Saat masyarakat sudah menilai seseorang memiliki kualitas baik, amanah, berkontribusi maka dia akan mendapatkan cinta dan penghormatan dari masyarakat.
Orang seperti ini, meskipun dia tidak menjadi pemimpin, pada hakikatnya dia telah menjadi pemimpin di hati masyarakat. Mendaftar menjadi pemimpin hanyalah tinggal formalitas belaka sebab masyarakat akan pasti mendukung dia.
Sementara uang, masyarakat yang melihat para calon yang hanya suka menghamburkan uang, melalui berbagai sogokan – sogokan, ditambah minus kontribusi di masyarakat, hanya akan menambah antipati masyarakat.
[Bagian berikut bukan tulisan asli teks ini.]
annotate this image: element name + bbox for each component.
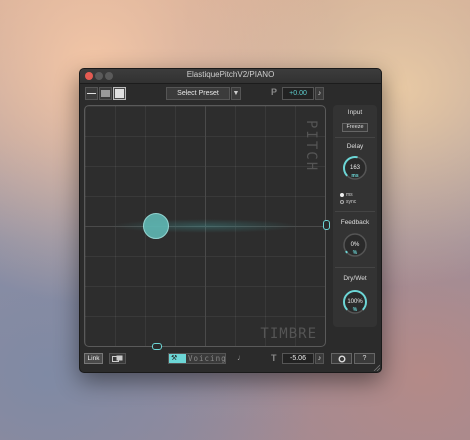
panel-divider [335, 211, 375, 212]
link-toggle-button[interactable] [109, 353, 126, 364]
delay-value: 163 [349, 165, 360, 171]
delay-mode-sync-radio[interactable] [340, 200, 344, 204]
view-large-icon [115, 89, 124, 98]
feedback-unit: % [352, 250, 358, 256]
view-small-icon [87, 93, 96, 94]
pitch-icon: P [271, 87, 278, 97]
view-medium-button[interactable] [99, 87, 112, 100]
delay-mode-sync-label: sync [346, 199, 357, 205]
delay-unit: ms [351, 173, 359, 179]
drywet-unit: % [352, 307, 358, 313]
voicing-tool-icon: ⚒ [171, 355, 178, 362]
title-bar[interactable]: ElastiquePitchV2/PIANO [80, 69, 381, 84]
voicing-slider[interactable]: ⚒ Voicing [168, 353, 226, 364]
delay-mode-sync-option[interactable]: sync [340, 199, 356, 205]
pitch-axis-label: PITCH [303, 120, 319, 173]
bottom-bar: Link ⚒ Voicing ♩ T -5.06 ♪ ? [80, 351, 381, 371]
feedback-value: 0% [350, 242, 360, 248]
toolbar: Select Preset ▼ P +0.00 ♪ [80, 84, 381, 106]
freeze-button[interactable]: Freeze [342, 123, 368, 132]
panel-divider [335, 267, 375, 268]
delay-title: Delay [346, 143, 364, 150]
view-large-button[interactable] [113, 87, 126, 100]
view-small-button[interactable] [85, 87, 98, 100]
feedback-title: Feedback [340, 219, 370, 226]
resize-grip-icon[interactable] [372, 363, 380, 371]
settings-button[interactable] [331, 353, 352, 364]
pad-glow-trail [110, 219, 300, 233]
delay-mode-ms-label: ms [346, 192, 353, 198]
panel-divider [335, 137, 375, 138]
link-icon [112, 355, 123, 362]
drywet-value: 100% [347, 299, 363, 305]
xy-pad[interactable]: PITCH TIMBRE [84, 105, 326, 347]
pitch-value-field[interactable]: +0.00 [282, 87, 314, 100]
timbre-note-button[interactable]: ♪ [315, 353, 324, 364]
drywet-title: Dry/Wet [343, 275, 367, 282]
preset-selector[interactable]: Select Preset [166, 87, 230, 100]
timbre-value-field[interactable]: -5.06 [282, 353, 314, 364]
pitch-note-button[interactable]: ♪ [315, 87, 324, 100]
view-medium-icon [101, 90, 110, 97]
delay-mode-ms-radio[interactable] [340, 193, 344, 197]
pitch-slider-handle[interactable] [323, 220, 330, 230]
side-panel: Input Freeze Delay 163 ms ms sync Feedba… [333, 105, 377, 327]
input-title: Input [347, 109, 363, 116]
timbre-icon: T [271, 353, 277, 363]
xy-pad-handle[interactable] [143, 213, 169, 239]
ring-icon [338, 355, 345, 363]
window-title: ElastiquePitchV2/PIANO [186, 70, 275, 79]
timbre-slider-handle[interactable] [152, 343, 162, 350]
voicing-label: Voicing [188, 354, 226, 363]
link-button[interactable]: Link [84, 353, 103, 364]
voicing-end-icon: ♩ [237, 353, 245, 362]
delay-mode-ms-option[interactable]: ms [340, 192, 353, 198]
preset-dropdown-arrow[interactable]: ▼ [231, 87, 241, 100]
timbre-axis-label: TIMBRE [260, 326, 317, 342]
view-size-buttons [85, 87, 127, 100]
plugin-window: ElastiquePitchV2/PIANO Select Preset ▼ P… [79, 68, 382, 373]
Hanya menunggu hari pemilu saja, untuk melihat kekalahan telak dari orang – orang seperti ini.
Tidak salah jika nabi Muhammad SAW dalam banyak sabdanya menyampaikan bahwa: “Orang yang paling baik diantara kalian adalah yang paling bermanfaat terhadap umat Manusia”.
Sementara kemenangan pak imam ini pula membuktikan sabda nabi yang lain bahwa:
“Sebaik-baiknya pemimpin adalah mereka yang kamu cintai dan mencintai kamu, kamu berdoa untuk mereka dan mereka berdoa untuk kamu. Seburuk-buruk pemimpin adalah mereka yang kamu benci dan mereka membenci kamu, kamu melaknati mereka dan mereka melaknati kamu.” (HR Muslim).
Mengamati kisah politik inspiratif ini, saya jadi optimis terhadap masa depan politik di Indonesia bahwa di tengah banyak elit politik yang mengecewakan, ada banyak lainnya yang masih berjuang dengan cara yang benar. Di sisi yang lain, masyarakat juga tidak selamanya buruk dan hanya menunggu duit. Sebab, buktinya nurani masyarakat juga masih suci bersih dan akan selalu terbuka terhadap sosok – sosok calon pemimpin yang memiliki hati suci, tulus dan betul – betul mencintai rakyatnya.